The bone density score follows the standard normal distribution with a mean of 0 and a standard deviation of 1.

The z-score is the distance along the horizontal scale of the standard normal distribution (corresponding to the number of standard deviations above or below the mean).These are the values taken by the standard normal distribution, represented by Z.

As the standard normal curve has area 1 enclosed under the curve, the area has a one-to-one correspondence with the probability.

The left-tailed area is equal to the cumulative probabilities, which are obtained by using the standard normal table (Table A-2) for z-scores.

To find the required right-tailed area, subtract the cumulative probabilities from 1.
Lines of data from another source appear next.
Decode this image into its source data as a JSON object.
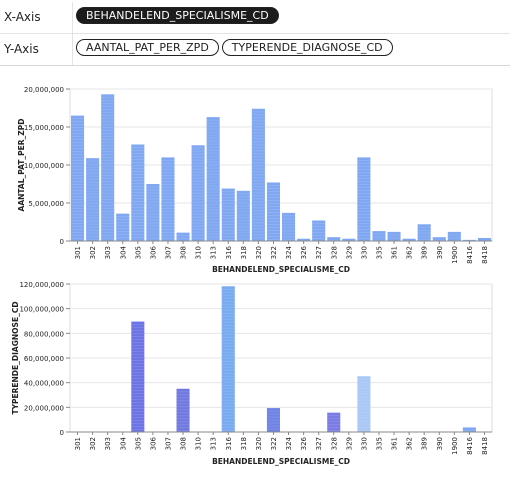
{
  "shelves": {
    "x_label": "X-Axis",
    "y_label": "Y-Axis",
    "x_fields": [
      "BEHANDELEND_SPECIALISME_CD"
    ],
    "y_fields": [
      "AANTAL_PAT_PER_ZPD",
      "TYPERENDE_DIAGNOSE_CD"
    ],
    "active_color": "#1c1c1c"
  },
  "chart_data": [
    {
      "type": "bar",
      "categories": [
        "301",
        "302",
        "303",
        "304",
        "305",
        "306",
        "307",
        "308",
        "310",
        "313",
        "316",
        "318",
        "320",
        "322",
        "324",
        "326",
        "327",
        "328",
        "329",
        "330",
        "335",
        "361",
        "362",
        "389",
        "390",
        "1900",
        "8416",
        "8418"
      ],
      "values": [
        16500000,
        10900000,
        19300000,
        3600000,
        12700000,
        7500000,
        11000000,
        1100000,
        12600000,
        16300000,
        6900000,
        6600000,
        17400000,
        7700000,
        3700000,
        300000,
        2700000,
        500000,
        300000,
        11000000,
        1300000,
        1200000,
        300000,
        2200000,
        500000,
        1200000,
        150000,
        400000
      ],
      "xlabel": "BEHANDELEND_SPECIALISME_CD",
      "ylabel": "AANTAL_PAT_PER_ZPD",
      "ylim": [
        0,
        20000000
      ],
      "yticks": [
        "0",
        "5,000,000",
        "10,000,000",
        "15,000,000",
        "20,000,000"
      ],
      "grid": true,
      "colors": [
        "#7fa7f2"
      ]
    },
    {
      "type": "bar",
      "categories": [
        "301",
        "302",
        "303",
        "304",
        "305",
        "306",
        "307",
        "308",
        "310",
        "313",
        "316",
        "318",
        "320",
        "322",
        "324",
        "326",
        "327",
        "328",
        "329",
        "330",
        "335",
        "361",
        "362",
        "389",
        "390",
        "1900",
        "8416",
        "8418"
      ],
      "values": [
        0,
        0,
        0,
        0,
        97000000,
        0,
        0,
        38000000,
        0,
        0,
        128000000,
        0,
        0,
        21000000,
        0,
        0,
        0,
        17000000,
        0,
        49000000,
        0,
        0,
        0,
        0,
        0,
        0,
        4000000,
        0
      ],
      "xlabel": "BEHANDELEND_SPECIALISME_CD",
      "ylabel": "TYPERENDE_DIAGNOSE_CD",
      "ylim": [
        0,
        130000000
      ],
      "yticks": [
        "0",
        "20,000,000",
        "40,000,000",
        "60,000,000",
        "80,000,000",
        "100,000,000",
        "120,000,000"
      ],
      "grid": true,
      "colors": [
        "#6b73e6",
        "#7178e0",
        "#78aaf0",
        "#6f82e6",
        "#7a7be4",
        "#a9c8f6",
        "#7fa7f2"
      ]
    }
  ]
}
The area represented is mathematically represented as,

$$\begin{gathered} \text{Area}\text{to}\text{the}\text{left}\text{of}\text{z}=P\left(Z<z\right) \\ =0.8907 \end{gathered}$$

The z-score with the cumulative probability of 0.8907is obtained from the standard normal table.

From the standard normal table, the area of 0.8907 is observed corresponding to the row value 1.2 and the column value 0.03, which implies that the z-score is 1.23.

Thus, the z-score value of 1.23 has a left-tailed area of 0.8907.